Die Antragsteller erzielen seit dem 01.02.2010 konstante monatliche Einkünfte in Höhe von 1.690,24 EUR netto (694,26 EUR Nettoverdienst der Antragstellerin aus ihrer Tätigkeit als Verkäuferin und 995,98 EUR Netto-Betriebsrente des Antragstellers von seinem früheren Arbeitgeber), welche ihren Bedarf übersteigen. Angesichts des im vorliegenden Verfahren des einstweiligen Rechtsschutzes streitigen Gesamtbetrages von 2.063,70 EUR geht der Senat davon aus, dass insofern auch inzwischen finanzieller Spielraum der Antragsteller vorhanden ist, der ihnen eine - ggf. ratenweise - eigenständige Rückführung ihrer Mietschulden ermöglicht.

Sofern die Antragsteller zuletzt (Schriftsatz des Bevollmächtigten vom 18.05.2010) vorgetragen haben, sie hätten sich über den Umfang und die Art der gewerblichen Nutzung eines Teils ihrer Wohnung geirrt, kann dies zu keiner anderen rechtlichen Beurteilung führen.

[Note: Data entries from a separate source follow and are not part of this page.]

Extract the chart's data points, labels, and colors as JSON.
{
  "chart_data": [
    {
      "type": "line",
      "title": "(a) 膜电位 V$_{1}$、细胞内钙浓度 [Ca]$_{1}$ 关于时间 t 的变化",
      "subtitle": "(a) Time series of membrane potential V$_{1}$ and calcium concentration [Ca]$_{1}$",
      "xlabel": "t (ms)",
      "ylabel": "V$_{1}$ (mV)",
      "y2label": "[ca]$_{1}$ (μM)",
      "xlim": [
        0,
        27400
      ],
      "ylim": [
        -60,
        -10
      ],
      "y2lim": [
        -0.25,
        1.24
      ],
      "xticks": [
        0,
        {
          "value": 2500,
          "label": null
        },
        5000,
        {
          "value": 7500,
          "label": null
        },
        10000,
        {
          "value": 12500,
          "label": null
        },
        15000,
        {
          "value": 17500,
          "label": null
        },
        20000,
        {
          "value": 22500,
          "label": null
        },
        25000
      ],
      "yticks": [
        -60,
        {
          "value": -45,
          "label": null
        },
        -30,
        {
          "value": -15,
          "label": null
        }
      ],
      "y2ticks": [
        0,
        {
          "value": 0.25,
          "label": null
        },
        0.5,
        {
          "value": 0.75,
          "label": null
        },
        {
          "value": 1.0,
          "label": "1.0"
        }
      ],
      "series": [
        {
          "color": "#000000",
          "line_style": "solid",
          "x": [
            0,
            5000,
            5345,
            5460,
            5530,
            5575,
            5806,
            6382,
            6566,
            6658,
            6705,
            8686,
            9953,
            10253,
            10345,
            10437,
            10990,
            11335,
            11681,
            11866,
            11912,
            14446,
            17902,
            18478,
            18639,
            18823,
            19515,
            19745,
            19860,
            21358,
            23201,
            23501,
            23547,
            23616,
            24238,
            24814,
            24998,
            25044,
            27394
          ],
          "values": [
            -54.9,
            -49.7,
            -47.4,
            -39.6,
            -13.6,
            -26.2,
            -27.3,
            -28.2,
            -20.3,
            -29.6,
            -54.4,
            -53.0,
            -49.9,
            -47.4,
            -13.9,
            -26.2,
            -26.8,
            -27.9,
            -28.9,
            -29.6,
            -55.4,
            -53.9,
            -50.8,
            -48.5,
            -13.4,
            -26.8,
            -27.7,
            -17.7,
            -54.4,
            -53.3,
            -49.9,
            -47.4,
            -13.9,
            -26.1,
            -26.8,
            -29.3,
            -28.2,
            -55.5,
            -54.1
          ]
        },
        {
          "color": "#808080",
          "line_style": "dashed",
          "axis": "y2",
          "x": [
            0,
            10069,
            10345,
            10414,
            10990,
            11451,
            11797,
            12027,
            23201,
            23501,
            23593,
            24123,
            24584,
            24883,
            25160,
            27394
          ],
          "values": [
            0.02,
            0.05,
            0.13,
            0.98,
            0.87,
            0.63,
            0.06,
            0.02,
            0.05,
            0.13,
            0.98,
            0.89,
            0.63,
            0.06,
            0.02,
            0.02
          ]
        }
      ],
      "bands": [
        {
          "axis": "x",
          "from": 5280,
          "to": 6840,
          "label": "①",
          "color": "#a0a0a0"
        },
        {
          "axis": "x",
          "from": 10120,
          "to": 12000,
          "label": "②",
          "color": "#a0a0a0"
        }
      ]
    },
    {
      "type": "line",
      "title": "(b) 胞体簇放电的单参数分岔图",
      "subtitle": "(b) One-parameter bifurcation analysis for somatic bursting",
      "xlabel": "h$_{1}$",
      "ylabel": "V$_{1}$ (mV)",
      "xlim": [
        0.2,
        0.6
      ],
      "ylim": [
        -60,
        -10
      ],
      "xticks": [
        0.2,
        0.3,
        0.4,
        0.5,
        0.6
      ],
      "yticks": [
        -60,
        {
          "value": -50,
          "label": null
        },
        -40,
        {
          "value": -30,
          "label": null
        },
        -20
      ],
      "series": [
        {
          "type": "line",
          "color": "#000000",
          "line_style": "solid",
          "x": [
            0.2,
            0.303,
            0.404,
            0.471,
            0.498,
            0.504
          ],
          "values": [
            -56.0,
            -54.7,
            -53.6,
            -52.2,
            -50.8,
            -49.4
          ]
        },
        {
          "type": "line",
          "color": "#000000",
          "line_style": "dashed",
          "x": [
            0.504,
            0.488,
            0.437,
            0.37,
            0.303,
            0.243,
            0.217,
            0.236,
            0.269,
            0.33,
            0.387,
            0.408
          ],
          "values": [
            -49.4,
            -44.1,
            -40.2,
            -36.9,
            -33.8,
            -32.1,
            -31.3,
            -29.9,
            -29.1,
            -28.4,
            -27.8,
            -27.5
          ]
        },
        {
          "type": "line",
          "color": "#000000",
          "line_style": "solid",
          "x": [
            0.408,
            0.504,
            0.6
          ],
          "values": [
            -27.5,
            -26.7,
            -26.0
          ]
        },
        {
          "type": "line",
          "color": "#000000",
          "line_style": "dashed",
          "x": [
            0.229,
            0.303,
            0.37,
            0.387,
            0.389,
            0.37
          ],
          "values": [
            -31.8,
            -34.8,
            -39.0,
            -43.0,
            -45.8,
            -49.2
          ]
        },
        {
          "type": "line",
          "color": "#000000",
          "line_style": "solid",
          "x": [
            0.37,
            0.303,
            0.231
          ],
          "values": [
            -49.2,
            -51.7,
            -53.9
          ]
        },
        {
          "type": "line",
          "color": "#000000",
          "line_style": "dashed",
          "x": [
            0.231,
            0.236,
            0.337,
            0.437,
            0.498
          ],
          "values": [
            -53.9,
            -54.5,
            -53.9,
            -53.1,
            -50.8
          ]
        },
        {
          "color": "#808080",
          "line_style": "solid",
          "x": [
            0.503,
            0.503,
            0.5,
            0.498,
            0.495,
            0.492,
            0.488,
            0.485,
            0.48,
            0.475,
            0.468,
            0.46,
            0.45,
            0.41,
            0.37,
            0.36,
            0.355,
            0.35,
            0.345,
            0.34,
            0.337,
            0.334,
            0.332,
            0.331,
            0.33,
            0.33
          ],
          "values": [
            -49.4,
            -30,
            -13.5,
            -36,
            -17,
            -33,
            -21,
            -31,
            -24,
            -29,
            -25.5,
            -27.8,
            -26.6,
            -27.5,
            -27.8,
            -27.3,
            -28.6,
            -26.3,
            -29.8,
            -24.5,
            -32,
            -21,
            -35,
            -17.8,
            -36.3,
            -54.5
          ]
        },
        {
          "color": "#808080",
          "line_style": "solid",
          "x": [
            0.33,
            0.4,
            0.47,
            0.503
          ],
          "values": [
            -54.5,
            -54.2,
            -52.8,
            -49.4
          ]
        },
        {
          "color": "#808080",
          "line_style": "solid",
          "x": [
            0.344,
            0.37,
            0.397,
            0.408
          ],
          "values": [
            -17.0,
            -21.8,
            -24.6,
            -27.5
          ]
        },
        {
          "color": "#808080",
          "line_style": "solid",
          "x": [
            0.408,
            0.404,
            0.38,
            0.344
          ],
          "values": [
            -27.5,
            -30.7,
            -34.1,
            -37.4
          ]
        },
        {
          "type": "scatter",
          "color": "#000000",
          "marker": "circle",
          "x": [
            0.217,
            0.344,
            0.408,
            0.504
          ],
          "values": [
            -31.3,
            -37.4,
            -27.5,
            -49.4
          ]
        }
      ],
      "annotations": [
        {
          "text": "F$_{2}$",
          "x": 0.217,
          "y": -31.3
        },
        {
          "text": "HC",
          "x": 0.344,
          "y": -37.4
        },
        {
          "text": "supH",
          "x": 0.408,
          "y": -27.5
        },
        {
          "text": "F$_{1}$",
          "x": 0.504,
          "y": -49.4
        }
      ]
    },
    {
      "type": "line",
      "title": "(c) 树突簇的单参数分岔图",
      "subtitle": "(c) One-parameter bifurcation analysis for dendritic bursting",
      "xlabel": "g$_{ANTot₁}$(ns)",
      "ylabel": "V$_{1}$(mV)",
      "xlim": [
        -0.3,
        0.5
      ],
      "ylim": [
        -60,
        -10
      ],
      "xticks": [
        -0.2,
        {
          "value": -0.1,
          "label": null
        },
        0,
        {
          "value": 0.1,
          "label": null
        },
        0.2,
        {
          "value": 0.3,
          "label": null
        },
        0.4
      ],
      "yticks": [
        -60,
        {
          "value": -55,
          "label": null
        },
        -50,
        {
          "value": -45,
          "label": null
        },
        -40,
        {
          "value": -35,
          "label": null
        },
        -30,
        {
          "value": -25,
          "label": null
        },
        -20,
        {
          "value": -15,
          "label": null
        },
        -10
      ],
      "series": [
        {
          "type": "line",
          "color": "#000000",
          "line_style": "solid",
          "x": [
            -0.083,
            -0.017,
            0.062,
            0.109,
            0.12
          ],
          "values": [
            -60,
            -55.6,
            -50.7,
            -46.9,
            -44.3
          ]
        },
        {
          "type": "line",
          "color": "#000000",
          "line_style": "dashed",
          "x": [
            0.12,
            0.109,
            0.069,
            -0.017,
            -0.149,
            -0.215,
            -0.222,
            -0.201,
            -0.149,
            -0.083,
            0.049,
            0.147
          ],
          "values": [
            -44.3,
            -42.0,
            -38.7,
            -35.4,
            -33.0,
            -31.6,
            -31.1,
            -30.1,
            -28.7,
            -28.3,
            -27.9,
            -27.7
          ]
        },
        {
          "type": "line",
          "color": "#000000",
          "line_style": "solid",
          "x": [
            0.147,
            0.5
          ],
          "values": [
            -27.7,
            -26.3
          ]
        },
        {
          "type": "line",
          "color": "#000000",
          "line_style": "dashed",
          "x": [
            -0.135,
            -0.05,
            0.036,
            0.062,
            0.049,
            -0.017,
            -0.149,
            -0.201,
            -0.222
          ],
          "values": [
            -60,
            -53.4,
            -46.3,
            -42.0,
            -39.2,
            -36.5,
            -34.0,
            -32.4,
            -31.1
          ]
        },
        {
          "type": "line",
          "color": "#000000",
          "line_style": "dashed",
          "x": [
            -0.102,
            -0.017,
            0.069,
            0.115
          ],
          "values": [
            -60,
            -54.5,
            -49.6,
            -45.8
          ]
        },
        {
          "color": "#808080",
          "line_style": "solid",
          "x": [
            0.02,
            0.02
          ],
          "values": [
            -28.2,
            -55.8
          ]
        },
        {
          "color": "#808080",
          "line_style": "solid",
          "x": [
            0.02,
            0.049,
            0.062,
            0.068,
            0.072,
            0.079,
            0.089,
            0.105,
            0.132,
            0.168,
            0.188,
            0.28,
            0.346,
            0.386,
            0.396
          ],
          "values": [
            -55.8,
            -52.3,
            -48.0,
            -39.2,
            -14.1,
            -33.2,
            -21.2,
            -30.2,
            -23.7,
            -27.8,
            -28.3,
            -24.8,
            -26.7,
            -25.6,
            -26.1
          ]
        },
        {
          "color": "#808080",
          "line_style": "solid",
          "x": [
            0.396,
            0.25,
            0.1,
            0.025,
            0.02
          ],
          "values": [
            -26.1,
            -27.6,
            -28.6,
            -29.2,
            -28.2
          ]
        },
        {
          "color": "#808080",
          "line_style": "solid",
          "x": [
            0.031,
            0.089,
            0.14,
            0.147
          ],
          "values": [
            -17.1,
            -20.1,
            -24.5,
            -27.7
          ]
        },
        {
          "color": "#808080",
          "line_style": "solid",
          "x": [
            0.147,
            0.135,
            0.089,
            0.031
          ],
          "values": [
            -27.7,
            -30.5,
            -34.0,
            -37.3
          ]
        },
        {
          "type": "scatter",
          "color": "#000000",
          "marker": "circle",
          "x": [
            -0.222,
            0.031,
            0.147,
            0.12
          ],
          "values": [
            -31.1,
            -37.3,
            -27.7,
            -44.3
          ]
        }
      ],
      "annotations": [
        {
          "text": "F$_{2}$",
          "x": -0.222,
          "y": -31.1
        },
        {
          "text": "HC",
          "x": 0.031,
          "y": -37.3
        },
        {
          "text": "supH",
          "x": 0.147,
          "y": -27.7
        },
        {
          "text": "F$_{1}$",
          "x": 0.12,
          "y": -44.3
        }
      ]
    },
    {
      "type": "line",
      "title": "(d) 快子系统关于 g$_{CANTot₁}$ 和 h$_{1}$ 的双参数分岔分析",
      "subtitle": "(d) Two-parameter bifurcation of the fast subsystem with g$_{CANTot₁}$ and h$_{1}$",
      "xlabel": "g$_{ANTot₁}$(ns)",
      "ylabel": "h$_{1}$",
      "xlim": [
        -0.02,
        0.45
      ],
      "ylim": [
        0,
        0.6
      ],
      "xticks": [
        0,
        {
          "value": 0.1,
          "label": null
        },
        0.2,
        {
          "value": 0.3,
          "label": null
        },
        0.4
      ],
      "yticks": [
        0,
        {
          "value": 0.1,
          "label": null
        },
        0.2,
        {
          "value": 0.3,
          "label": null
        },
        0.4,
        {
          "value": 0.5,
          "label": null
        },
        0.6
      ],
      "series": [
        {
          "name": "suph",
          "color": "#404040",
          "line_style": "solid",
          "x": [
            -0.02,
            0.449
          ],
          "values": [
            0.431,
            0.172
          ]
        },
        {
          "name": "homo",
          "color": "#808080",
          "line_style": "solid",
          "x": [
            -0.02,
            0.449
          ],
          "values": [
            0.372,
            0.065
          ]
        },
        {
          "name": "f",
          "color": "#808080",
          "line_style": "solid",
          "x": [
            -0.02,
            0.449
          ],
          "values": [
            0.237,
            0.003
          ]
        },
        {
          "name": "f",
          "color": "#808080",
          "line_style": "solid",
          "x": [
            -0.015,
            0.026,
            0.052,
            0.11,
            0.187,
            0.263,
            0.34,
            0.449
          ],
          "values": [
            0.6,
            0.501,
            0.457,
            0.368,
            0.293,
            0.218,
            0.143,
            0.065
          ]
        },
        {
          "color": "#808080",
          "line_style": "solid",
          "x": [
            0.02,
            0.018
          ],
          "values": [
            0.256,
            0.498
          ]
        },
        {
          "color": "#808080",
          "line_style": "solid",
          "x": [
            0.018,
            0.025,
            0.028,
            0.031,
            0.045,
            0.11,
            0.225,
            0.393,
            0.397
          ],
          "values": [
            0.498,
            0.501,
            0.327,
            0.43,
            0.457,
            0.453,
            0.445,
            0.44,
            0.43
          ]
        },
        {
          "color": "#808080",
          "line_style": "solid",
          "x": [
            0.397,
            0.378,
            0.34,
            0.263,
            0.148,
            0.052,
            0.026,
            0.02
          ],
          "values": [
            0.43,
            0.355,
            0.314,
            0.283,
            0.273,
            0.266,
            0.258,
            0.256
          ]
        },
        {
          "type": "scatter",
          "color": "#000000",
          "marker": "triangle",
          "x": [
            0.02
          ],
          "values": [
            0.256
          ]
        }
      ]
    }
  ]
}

Auch unter Berücksichtigung dieses Vortrags ist ein Anordnungsgrund für in der Vergangenheit liegende Zeiträume nicht ersichtlich.

Die Kostenentscheidung beruht auf § 193 SGG in entsprechender Anwendung.

Wegen der fehlenden hinreichenden Erfolgsaussicht war auch die Bewilligung von Prozesskostenhilfe abzulehnen, §§ 73a SGG, 114 ff. ZPO

Dieser Beschluss ist unanfechtbar, § 177 SGG.